Braided Christmas Bread (Vianočka)
(adapted from Nick Maglieri’s Bread)
- 112g water, lekewarm
- 14g (0.5 oz.) active dry yeast
- 100g (3.5 oz.) unbleached bread flour
- 800 g (28 oz.) unbleached bread flour
- pinch salt
- 100g (3.5 oz.) unsalted butter, softened
- 65g (2.5 oz.) light brown sugar
- 3 large eggs + 1 egg yolk, room temperature
- 2 teaspoons fresh lemon zest
- 2 teaspoons vanilla extract
- all of the sponge
- 225g milk, lukewarm or room temperature
+ 1/2 cup raisins, soaked in 1/2 cup water & 1/2 cup rum
– 2 egg yolks, mixed with 2 tablespoons water – for egg wash
– poppy seed, slivered almonds, and pearl sugar – for sprinkling the top of the loaves
- To make the sponge, combine water, yeast and flour in a bowl, and stir with a whisk until no dry flour remains. Cover and set aside in a warm spot for 20 minutes until the sponge has doubled in size.
- Place flour, salt, butter, sugar, eggs, egg yolk, lemon zest, and vanilla in the bowl of your stand mixer fitted with a hook. Add in all of the activated sponge, turn the machine on a low speed, and gradually pour in the milk. Knead the dough on a low-medium speed for about 8 minutes until the dough is fairly firm, smooth and elastic (If the dough seems to be too wet, add in a couple of tablespoons flour, one tablespoon at a time; if it is too dry, add in some more milk, one tablespoon at a time). At the end mix in the rum-soaked raisins, making sure they are evenly distributed in the dough. Transfer the dough into a well-oiled bowl, cover, and let it rise in a warm spot until it doubles in volume, about 45 min. – 1 hour.
- Once the dough has doubled, turn it onto a lightly floured board. Divide the dough in half. Working with one half at a time, cut off 1/3 of the dough, then cut that third into thirds again. Take the larger piece of dough (the remaining two-thirds) and cut that into thirds as well. Let the dough rounds rest under a dish towel for about 10 minutes.

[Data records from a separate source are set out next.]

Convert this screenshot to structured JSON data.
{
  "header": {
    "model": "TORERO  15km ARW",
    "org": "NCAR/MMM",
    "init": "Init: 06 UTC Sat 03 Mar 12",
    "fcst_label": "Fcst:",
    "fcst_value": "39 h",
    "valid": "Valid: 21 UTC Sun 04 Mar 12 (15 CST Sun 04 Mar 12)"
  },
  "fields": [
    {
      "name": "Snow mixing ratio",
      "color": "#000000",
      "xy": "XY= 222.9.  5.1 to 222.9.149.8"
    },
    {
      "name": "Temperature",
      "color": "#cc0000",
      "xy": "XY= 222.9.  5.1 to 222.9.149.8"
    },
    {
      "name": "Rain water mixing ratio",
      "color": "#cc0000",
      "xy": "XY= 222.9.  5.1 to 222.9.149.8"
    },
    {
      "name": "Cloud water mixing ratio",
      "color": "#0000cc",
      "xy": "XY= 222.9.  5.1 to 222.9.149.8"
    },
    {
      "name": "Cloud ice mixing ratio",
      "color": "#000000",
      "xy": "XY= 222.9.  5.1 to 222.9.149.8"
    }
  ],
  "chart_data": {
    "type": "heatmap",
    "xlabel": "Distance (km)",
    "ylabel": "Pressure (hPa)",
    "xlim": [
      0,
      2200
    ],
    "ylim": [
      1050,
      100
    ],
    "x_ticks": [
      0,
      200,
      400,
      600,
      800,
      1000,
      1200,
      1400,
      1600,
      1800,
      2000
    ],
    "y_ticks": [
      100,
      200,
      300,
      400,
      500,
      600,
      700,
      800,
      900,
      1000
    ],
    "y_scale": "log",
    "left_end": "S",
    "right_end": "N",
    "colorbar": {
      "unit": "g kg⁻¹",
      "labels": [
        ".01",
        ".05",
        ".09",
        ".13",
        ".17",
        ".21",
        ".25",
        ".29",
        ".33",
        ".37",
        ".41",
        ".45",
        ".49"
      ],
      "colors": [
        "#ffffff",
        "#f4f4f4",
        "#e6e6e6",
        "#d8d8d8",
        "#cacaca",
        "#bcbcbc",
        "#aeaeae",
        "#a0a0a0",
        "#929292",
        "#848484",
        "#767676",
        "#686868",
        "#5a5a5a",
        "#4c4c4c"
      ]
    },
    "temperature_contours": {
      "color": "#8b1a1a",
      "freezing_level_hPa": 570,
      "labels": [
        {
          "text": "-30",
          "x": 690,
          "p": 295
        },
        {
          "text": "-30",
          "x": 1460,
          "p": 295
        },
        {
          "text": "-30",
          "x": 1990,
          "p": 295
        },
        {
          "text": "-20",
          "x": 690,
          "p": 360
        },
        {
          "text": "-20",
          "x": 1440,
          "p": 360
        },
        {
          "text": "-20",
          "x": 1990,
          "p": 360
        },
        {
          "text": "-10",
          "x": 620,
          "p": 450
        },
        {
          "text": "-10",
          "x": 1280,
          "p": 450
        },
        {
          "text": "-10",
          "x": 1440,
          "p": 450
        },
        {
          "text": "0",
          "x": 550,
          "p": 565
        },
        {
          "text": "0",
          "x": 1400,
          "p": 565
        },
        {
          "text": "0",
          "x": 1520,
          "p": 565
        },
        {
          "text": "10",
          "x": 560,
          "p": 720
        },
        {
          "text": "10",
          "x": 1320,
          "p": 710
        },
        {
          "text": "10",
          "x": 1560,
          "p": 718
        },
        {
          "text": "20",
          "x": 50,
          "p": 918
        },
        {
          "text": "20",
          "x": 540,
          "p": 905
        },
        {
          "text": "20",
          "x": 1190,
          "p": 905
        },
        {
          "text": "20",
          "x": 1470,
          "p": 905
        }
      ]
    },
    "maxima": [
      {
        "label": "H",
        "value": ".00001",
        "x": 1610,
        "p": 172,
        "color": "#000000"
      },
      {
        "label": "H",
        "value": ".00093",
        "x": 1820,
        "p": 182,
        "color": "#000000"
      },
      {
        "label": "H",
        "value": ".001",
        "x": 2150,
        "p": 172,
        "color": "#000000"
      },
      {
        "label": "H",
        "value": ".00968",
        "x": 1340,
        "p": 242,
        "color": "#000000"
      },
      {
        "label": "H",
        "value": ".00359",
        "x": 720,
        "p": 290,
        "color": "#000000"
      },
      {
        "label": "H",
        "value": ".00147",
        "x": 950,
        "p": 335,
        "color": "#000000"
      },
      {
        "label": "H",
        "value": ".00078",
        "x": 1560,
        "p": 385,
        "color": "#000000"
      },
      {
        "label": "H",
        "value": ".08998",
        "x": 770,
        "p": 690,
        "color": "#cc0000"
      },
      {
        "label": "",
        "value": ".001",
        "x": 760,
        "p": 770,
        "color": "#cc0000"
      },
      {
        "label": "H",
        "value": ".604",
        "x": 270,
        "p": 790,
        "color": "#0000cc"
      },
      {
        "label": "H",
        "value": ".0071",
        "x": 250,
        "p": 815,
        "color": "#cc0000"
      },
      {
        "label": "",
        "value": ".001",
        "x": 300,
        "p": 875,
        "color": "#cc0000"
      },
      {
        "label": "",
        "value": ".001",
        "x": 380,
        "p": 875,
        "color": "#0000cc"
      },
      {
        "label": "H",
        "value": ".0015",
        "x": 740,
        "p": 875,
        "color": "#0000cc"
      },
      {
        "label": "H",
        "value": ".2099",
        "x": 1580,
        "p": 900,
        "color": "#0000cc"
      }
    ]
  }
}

- Assembling the breads: Start working with the three larger thirds – roll each portion into a rope about 14 – 15” (35 – 38 cm) long. Place the three strands together, pinch them at the top and braid them fairly loosely together, pinching the strands at the bottom end. Set the braid on a large baking sheet lined with parchment paper.
- Take the three smaller dough balls and roll each into a strand that’s about 2″ (5 cm) longer than your braided loaf. Braid these three strands together, pinching the ends to seal. With rolling pin or your hand, make a small indentation in the center of the loaf on the baking sheet, and brush the indentation with a little water. Place the smaller braid on top, and tuck its ends underneath. Set aside.
- Make the second loaf in the same way, placing it on a second baking sheet with parchment paper.
- Cover both loaves and let them rise in a warm spot until they become puffy, about 30 – 45 minutes. Preheat the oven to 350 °F ( 175 °C).
- Just before baking, brush the loaves with egg wash (I used two coats to achieve dark golden color), and sprinkle them liberally with poppy seeds/almonds/pearl sugar, if desired.
- Bake the breads for about 45 minutes, until they’re golden brown, and sound hollow when tapped on the bottom. (Check the loaves after 20 minutes, and if they seem to be browning too quickly, cover them with aluminum foil.)
- Cool the loaves on the baking sheets for couple of minutes, and then transfer them onto a wire rack to cool completely.